Dimanche 29 Décembre 2019

Abonnée aux crises politiques depuis son indépendance en 1973, la Guinée-Bissau choisit ce dimanche son nouveau président. Quelque 760 000 électeurs sont appelés aux urnes pour départager deux candidats, Domingos Simões Pereira du PAIGC, parti historique arrivé en tête du premier tour, loin devant Umaro Sissoko Embalo du parti Madem G-15, arrivé en deuxième position.

Le jour à peine levé, à la lueur des lampes de poche, les agent(e)s de la commission électorale avec leurs gilets jaunes se sont installés à leur poste. Une table, deux chaises, une urne en plastique, un isoloir en carton… Tout cela, sur le trottoir. La plupart des bureaux de vote sont à l’extérieur, dans la rue, avec le palais présidentiel décoré pour Noël en toile de fond. Sapin et néons…

Une petite file d’électeurs matinaux s’est formée et on voit au sol des pierres, des gobelets ou des boîtes de conserves, système imparable pour garder sa place dans la queue.

Les électeurs reçoivent un bulletin avec les photos des deux candidats. Il y a une case à cocher. Selon la commission électorale, toutes les conditions sont réunies pour un bon déroulement du scrutin.

Le scrutin s’annonce serré entre deux candidats que tout oppose…

Les jeux sont ouverts.

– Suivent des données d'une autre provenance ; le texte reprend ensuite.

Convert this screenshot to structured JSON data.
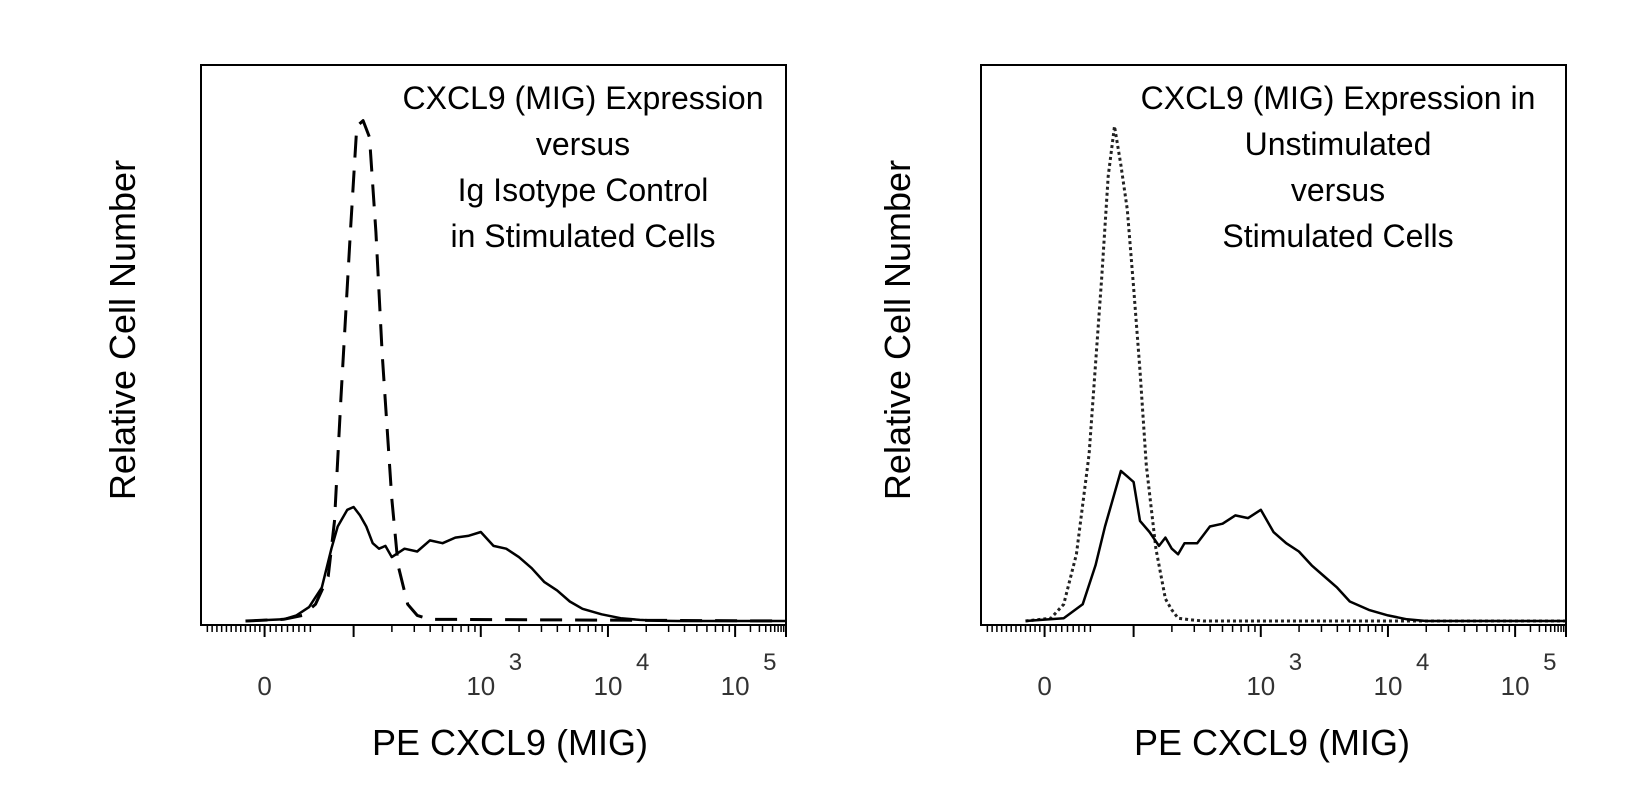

Sur le papier, Domingos Simões Pereira part avec une longueur d’avance, mais le PAIGC a perdu du terrain, notamment dans l’est du pays.

Et de son côté, Umaro Sissoko Embalo, effectivement, a obtenu le ralliement des principaux candidats malheureux du premier tour. Mais les cadres et militants du parti ne suivent pas forcément les consignes de vote.

Il y a donc un choix entre deux personnalités opposées. L’un, Domingos Simões Pereira, 56 ans, ingénieur en Génie civil, avec son éternel chapeau. Discours posé, il se présente comme le candidat de la stabilité.

Et en face, Umaro Sissoko Embalo, 47 ans, visage rond, lunettes, keffieh rouge et blanc autour de la tête… Et dans ses discours volontiers provocateurs, il n’a cessé d’attaquer le bilan du PAIGC, même si lui-même en est issu, avant la création de son parti il y a seulement un an et demi.

►À lire aussi : Présidentielle en Guinée-Bissau: deux candidats aux profils opposés

Donc l’enjeu, ce sera le report des voix et aussi le vote des 25 % d’électeurs qui se sont abstenus au premier tour.